There is also an episode of Encore all about my end of the year list and thoughts on music in 2017 — you can check that out here.

Thank you to everyone that visited the website this year, everyone that supports us, and for another extremely successful year of Chorus.fm. We’ll be extremely lucky if 2018 brings us even a fraction of what 2017 did music-wise. I wouldn’t mind a whole lot less of chaotic hellscape on a daily basis, but that’s just me.

Craig Manning’s Top Albums of 2017

I’m not sure I’ve ever seen a music year quite like 2017. In terms of personal classics, it didn’t stack up to my favorite music years on record, like 2004 or 2015. But for maybe the first time ever, I would have been comfortable putting just about any album from my top 30 in my top 10. Indeed, every record up to about 19 or 20 was ranked in my top 10 for at least one draft of this list. Clearly, the breadth of good music from this year was stunning, and I feel fortunate to have been able to experience it.

Above all, this year was one of huge discovery for me. Of the 40 artists featured below, only 18 have made year-end lists of mine in the past. A few of the remaining 22 were artists I’ve known for awhile who realized their considerable potential in 2017. Most, though, were completely new finds for me, and a fair handful released debuts. Looking at those numbers, I can’t wait to see what new things will grace my ears in 2018. For now, though, I’m bidding farewell to 2017 by recounting the music that played as my life soundtrack during it. Here’s hoping my discoveries can become yours.

Drew Beringer’s Top Albums of 2017

It’s been discussed ad nauseam in nearly every year-end review: 2017 was the pits. And those sentiments aren’t wrong! 2017 sucked! We elected the worst president in this country’s history and we have a government trying to rob its citizens of basic rights. The world is melting around us while California burns to the ground. Things are bad! And outside of my wife, family, and friends, very little this year helped take things out of the shit. The major thing that helped get me (and I’m sure countless others) was the musical output of 2017 — there was an overwhelming amount of incredible stuff released over the course of 12 months and almost impossible to notate all. So instead of boring you with a list of my 100 favorite albums, I cut it down to the 10 that most impacted my life in 2017. Enjoy this list, feel free to share and discuss with me, and hope for better in November.

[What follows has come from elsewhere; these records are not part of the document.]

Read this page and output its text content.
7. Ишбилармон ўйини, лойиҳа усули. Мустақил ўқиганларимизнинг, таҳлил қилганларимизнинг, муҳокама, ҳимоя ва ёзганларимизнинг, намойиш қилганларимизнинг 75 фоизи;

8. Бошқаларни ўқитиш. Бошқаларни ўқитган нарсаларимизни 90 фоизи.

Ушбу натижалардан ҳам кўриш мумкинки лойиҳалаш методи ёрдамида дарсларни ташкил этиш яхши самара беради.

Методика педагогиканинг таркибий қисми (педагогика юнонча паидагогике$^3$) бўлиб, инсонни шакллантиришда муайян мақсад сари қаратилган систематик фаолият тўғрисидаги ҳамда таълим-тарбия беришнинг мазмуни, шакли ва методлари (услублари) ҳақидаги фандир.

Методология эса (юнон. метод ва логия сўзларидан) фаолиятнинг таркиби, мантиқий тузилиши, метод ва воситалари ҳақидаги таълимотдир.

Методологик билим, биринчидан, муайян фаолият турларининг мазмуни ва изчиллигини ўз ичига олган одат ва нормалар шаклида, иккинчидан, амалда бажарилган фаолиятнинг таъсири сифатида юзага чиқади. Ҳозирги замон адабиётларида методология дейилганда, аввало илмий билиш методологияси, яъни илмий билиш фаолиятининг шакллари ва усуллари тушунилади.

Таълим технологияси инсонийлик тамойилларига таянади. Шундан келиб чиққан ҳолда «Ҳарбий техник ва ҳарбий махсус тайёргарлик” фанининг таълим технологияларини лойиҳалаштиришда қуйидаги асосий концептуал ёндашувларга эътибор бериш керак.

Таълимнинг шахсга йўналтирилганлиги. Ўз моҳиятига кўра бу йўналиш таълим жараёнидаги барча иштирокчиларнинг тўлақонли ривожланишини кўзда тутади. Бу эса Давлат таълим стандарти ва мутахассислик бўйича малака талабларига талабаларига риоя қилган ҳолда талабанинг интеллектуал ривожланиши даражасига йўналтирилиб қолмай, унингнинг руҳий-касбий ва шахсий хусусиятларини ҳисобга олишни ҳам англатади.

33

Becky Kovach’s Top Albums of 2017

For all the shit that 2017 put us through, it also gifted us with some truly incredible moments. Here’s to the albums that (in my opinion) made the bad a little more bearable, and gave us reason to reason to believe that better days are still possible. Thank you for inspiring us.

Aaron Mook’s Top Albums of 2017

Kevin Abstract is the ringleader of predominantly queer, self-described “All-American Boy Band” BROCKHAMPTON, who broke into the mainstream this year with a show on Viceland, numerous music videos and three studio albums, each one more killer than the last. He also can’t drive. To most, this detail is unimportant, but to me, someone who has struggled with driving anxiety and the shame surrounding it as I approach the age of 23, it means the world. It means that my flaws do not define me and that I also have the capability to work hard and utilize the resources around me to create something artistically satisfying.

If that seems heavy, well, 2017 was a heavy year – heavier than 2016 and with 2018 showing no signs of lightening up. Ironically enough, 2017 was a year of accomplishment for myself; I graduated from college, moved away from my hometown and worked on two studio albums, one of them being my own dream-pop debut and another being a friend’s hip-hop project. But BROCKHAMPTON has inspired me to push even further. I’ve recently taken to writing in a notebook, detailing the things I want to create (a podcast, a film script, the next Flower Crown LP) and the steps I need to take to get there.